I’ve been gone, but now, like Arnold Schwarzenegger, I’m back.
I’m taking a break from the Poem of the Day series to bring this recipe! (Cookie breaks are always valid, right? Of course right) Anyway, enough chit chat; let’s get down to business.
- 3/4 cup (1.5 sticks, or 11 tbsp) soft butter
- 3/4 cup sugar
- 1 tsp vanilla
- 1/2 tsp baking powder
- 1/2 tsp baking soda
- 1/2 tsp salt
- 1 egg
- grated zest of 1 large orange
- 1/2 cup orange juice
- 2 cups flour
- Preheat oven to 350°F. Grease cookie sheets or line with baking paper.
- Cream the butter, sugar, vanilla, baking powder, baking soda, and salt in a medium bowl with a rubber spatula.
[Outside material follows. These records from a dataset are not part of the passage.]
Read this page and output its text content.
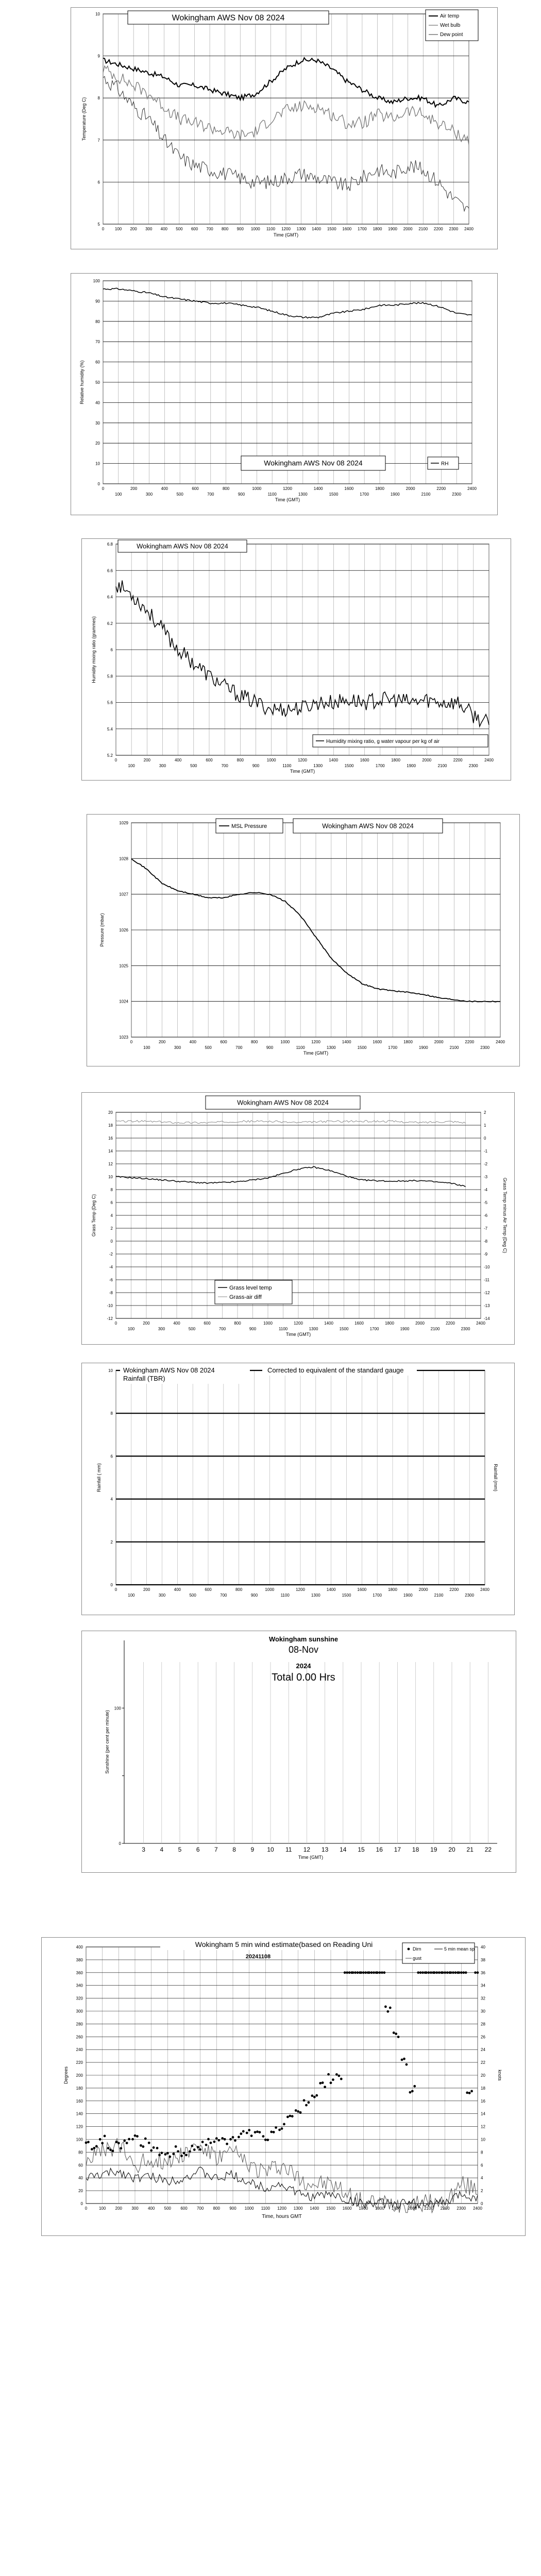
5
6
7
8
9
10
0	100 200 300 400 500 600 700 800 900 1000 1100 1200 1300 1400 1500 1600 1700 1800 1900 2000 2100 2200 2300 2400
Time (GMT)
Temperature (Deg C)
Wokingham AWS Nov 08 2024	Air temp
Wet bulb
Dew point
0
10
20
30
40
50
60
70
80
90
100
0	200	400	600	800	1000	1200	1400	1600	1800	2000	2200	2400
100	300	500	700	900	1100	1300	1500	1700	1900	2100	2300
Time (GMT)
Relative humidity (%)
Wokingham AWS Nov 08 2024	RH
5.2
5.4
5.6
5.8
6
6.2
6.4
6.6
6.8
0	200	400	600	800	1000	1200	1400	1600	1800	2000	2200	2400
100	300	500	700	900	1100	1300	1500	1700	1900	2100	2300
Time (GMT)
Humidity mixing ratio (grammes)
Wokingham AWS Nov 08 2024
Humidity mixing ratio, g water vapour per kg of air
1023
1024
1025
1026
1027
1028
1029
0	200	400	600	800	1000	1200	1400	1600	1800	2000	2200	2400
100	300	500	700	900	1100	1300	1500	1700	1900	2100	2300
Time (GMT)
Pressure (mbar)
MSL Pressure	Wokingham AWS Nov 08 2024
-12
-10
-8
-6
-4
-2
0
2
4
6
8
10
12
14
16
18
20
-14
-13
-12
-11
-10
-9
-8
-7
-6
-5
-4
-3
-2
-1
0
1
2
0	200	400	600	800	1000	1200	1400	1600	1800	2000	2200	2400
100	300	500	700	900	1100	1300	1500	1700	1900	2100	2300
Time (GMT)
Grass Temp (Deg C)	Grass Temp minus Air Temp (Deg C)
Wokingham AWS Nov 08 2024
Grass level temp
Grass-air diff
0
2
4
6
8
10
0	200	400	600	800	1000	1200	1400	1600	1800	2000	2200	2400
100	300	500	700	900	1100	1300	1500	1700	1900	2100	2300
Rainfall ( mm)	Rainfall (mm)
Wokingham AWS Nov 08 2024
Rainfall (TBR)
Corrected to equivalent of the standard gauge
3 4 5 6 7 8 9 10 11 12 13 14 15 16 17 18 19 20 21 22
0
100
Sunshine (per cent per minute)
Time (GMT)
Wokingham sunshine
08-Nov
2024
Total 0.00 Hrs
0
20
40
60
80
100
120
140
160
180
200
220
240
260
280
300
320
340
360
380
400
0
2
4
6
8
10
12
14
16
18
20
22
24
26
28
30
32
34
36
38
40
0	100 200 300 400 500 600 700 800 900 1000 1100 1200 1300 1400 1500 1600 1700 1800 1900 2000 2100 2200 2300 2400
Time, hours GMT
Degrees	knots
Wokingham 5 min wind estimate(based on Reading Uni
20241108
Dirn	5 min mean sp
gust
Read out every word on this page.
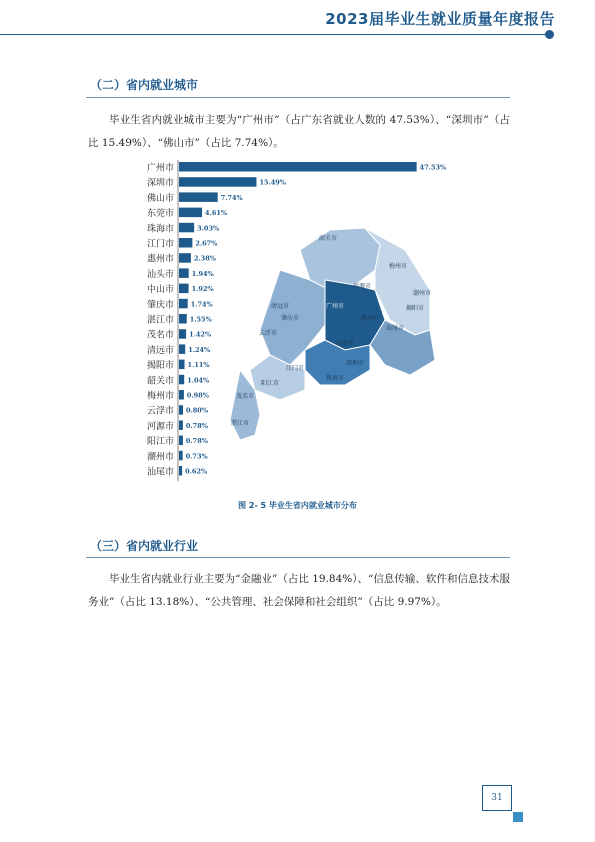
2023届毕业生就业质量年度报告
（二）省内就业城市
毕业生省内就业城市主要为“广州市”（占广东省就业人数的 47.53%）、“深圳市”（占比 15.49%）、“佛山市”（占比 7.74%）。
广州市	47.53%
深圳市	15.49%
佛山市	7.74%
东莞市	4.61%
珠海市	3.03%
江门市	2.67%
惠州市	2.38%
汕头市	1.94%
中山市	1.92%
肇庆市	1.74%
湛江市 1.55%
茂名市 1.42%
清远市 1.24%
揭阳市 1.11%
韶关市 1.04%
梅州市 0.98%
云浮市 0.80%
河源市 0.78%
阳江市 0.78%
潮州市 0.73%
汕尾市 0.62%
韶关市
梅州市
清远市
河源市
潮州市
揭阳市
肇庆市
广州市
惠州市
汕尾市
江门市
深圳市
云浮市
东莞市
珠海市
阳江市
茂名市
湛江市
图 2- 5 毕业生省内就业城市分布
（三）省内就业行业
毕业生省内就业行业主要为“金融业”（占比 19.84%）、“信息传输、软件和信息技术服务业”（占比 13.18%）、“公共管理、社会保障和社会组织”（占比 9.97%）。
31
Beat in the egg, then the orange juice and zest. It’s OK if the mixture looks curdled, like above. Add the flour; beat until smooth.
- Drop the dough by rounded spoonfuls onto the cookie sheets. If you refrigerate the dough for a quarter-hour before, they won’t spread as much, but that is optional. Bake for 8-10 minutes, or until the edges are lightly browned.
- Remove cookies from oven and let them cool on the sheets for 10 minutes before removing to a wire cooling rack. Let them cool completely before adding any icing.
- To make the icing, mix 2 cups powdered sugar with 2 tablespoons soft butter, and 2-3 tablespoons orange juice. Add grated zest for more flavor.
NOTES: I drizzled the icing through a bag, but I think if it was a little thinner (by adding more juice), the cookies would be nice half-dipped and laid on wax paper. (To go all-out, some melted chocolate drizzled on top would be extra fancy) Also, I recommend using the fresh juice from the oranges, because the flavor is stronger.
And there we have it! Thanks for reading, and have a wonderful week!